Swagler, with his health deteriorating, did some hasty Internet research. He contacted the Bangkok Heart Hospital via e-mail. After a few e-mail exchanges with the head cardiac surgeon, Swagler and his son Ryan, 35, hopped a plane to Bangkok on March 24, and walked, unexpected, into the hospital.
"They didn't even know we were coming and instantly they started doing all the tests," he said.
On the fourth day, Swagler underwent a nine-hour surgery where American- and European-trained Thai doctors used veins from his leg and arm for a triple-bypass surgery to save his life.
"My total cost was exactly to the penny what they told me, $24,300."
He and Ryan spent four more days in the hospital. Swagler was then released to check into a Bangkok hotel for the required seven days of follow-up with Heart Hospital doctors.
"I felt good enough that we toured every single square inch of Bangkok," said Swagler, estimating the accommodations and food cost another $1,500. "We had a ball."
Meanwhile, back at home, Swagler's employees and daughter Wendi and her husband kept the restaurant running. Swagler was spared the details of his business during his journey, and said he just recently learned that Ryan was making secretive calls back home to make sure things were going OK.
Also while he was gone, an impromptu fundraiser sprang up at his Eagle Station restaurant and spilled into the parking lot.

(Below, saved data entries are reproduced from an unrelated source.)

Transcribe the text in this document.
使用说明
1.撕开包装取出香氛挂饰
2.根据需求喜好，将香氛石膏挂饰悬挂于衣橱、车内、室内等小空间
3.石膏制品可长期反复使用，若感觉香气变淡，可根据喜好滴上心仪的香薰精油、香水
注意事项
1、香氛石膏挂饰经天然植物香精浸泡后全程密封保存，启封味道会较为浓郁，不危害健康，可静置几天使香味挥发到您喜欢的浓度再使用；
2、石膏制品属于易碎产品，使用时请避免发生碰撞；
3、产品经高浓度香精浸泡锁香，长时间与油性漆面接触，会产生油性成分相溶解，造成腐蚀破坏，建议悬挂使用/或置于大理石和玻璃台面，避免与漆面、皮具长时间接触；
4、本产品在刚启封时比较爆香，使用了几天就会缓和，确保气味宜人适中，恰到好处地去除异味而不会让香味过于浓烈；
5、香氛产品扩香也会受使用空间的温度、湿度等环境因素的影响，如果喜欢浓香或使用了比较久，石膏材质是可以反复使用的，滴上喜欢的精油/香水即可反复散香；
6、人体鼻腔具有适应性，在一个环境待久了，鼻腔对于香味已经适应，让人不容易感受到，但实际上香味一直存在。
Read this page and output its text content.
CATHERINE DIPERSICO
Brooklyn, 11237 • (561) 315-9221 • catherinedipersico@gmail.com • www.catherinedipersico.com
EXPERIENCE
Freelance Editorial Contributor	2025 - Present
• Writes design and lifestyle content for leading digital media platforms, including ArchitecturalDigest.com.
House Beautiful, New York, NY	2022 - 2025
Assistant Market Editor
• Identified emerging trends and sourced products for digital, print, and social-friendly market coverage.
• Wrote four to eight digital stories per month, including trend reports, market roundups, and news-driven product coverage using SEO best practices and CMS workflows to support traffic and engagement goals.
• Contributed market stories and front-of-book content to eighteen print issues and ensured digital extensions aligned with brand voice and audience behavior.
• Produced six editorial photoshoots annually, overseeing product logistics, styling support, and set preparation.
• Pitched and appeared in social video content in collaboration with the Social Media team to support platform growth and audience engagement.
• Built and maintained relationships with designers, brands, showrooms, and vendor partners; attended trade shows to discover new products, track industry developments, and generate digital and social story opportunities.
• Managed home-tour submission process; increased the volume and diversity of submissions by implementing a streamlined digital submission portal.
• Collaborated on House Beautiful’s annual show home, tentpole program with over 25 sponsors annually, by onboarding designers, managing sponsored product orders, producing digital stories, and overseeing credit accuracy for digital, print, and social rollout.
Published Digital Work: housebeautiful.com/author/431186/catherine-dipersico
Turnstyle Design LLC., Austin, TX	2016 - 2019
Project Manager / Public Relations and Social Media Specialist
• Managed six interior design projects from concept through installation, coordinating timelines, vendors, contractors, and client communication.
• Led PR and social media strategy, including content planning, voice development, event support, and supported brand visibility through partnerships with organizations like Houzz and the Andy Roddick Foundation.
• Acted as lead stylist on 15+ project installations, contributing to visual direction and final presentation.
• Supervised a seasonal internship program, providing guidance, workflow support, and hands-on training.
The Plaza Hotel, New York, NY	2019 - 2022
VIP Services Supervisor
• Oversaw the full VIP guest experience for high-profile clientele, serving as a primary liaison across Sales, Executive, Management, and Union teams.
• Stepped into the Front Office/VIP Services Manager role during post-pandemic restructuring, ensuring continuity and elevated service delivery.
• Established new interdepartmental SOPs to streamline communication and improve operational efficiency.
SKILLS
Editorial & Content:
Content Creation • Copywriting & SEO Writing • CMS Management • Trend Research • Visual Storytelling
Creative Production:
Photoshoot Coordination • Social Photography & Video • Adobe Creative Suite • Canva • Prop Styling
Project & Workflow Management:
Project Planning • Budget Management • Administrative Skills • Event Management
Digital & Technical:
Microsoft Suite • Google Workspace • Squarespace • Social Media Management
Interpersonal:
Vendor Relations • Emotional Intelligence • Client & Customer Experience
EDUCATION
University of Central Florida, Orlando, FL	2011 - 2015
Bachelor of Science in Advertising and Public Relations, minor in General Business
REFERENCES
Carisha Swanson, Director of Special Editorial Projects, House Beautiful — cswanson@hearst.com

The kindness moves Swagler.
"I didn't know about this until I got back. Everybody knows we seat 40, that's our max. There was a night over 100 people showed up. They brought their own tables and chairs. They set up in the parking lot. My staff served them in the parking lot. These were just members of Carson City that wanted to show their support," he said. "To come back and find out what they'd done was overwhelming."
Swagler returned home on June 11, and will have a six-month checkup here in the states, then return to Thailand for a one-year check up.
He said he hopes his story will let others know that, for the un- or under-insured, there are options for people. They don't have to wait to die, or go bankrupt to live.
"Don't give up hope that you can't get medical care. It is available, maybe just not down the street, but it's certainly affordable at other places in this world. I can't say enough about the care. It was all world class," he said. "It really was such a positive thing to find all these positive people here in Carson City and in Thailand. The whole experience was positive."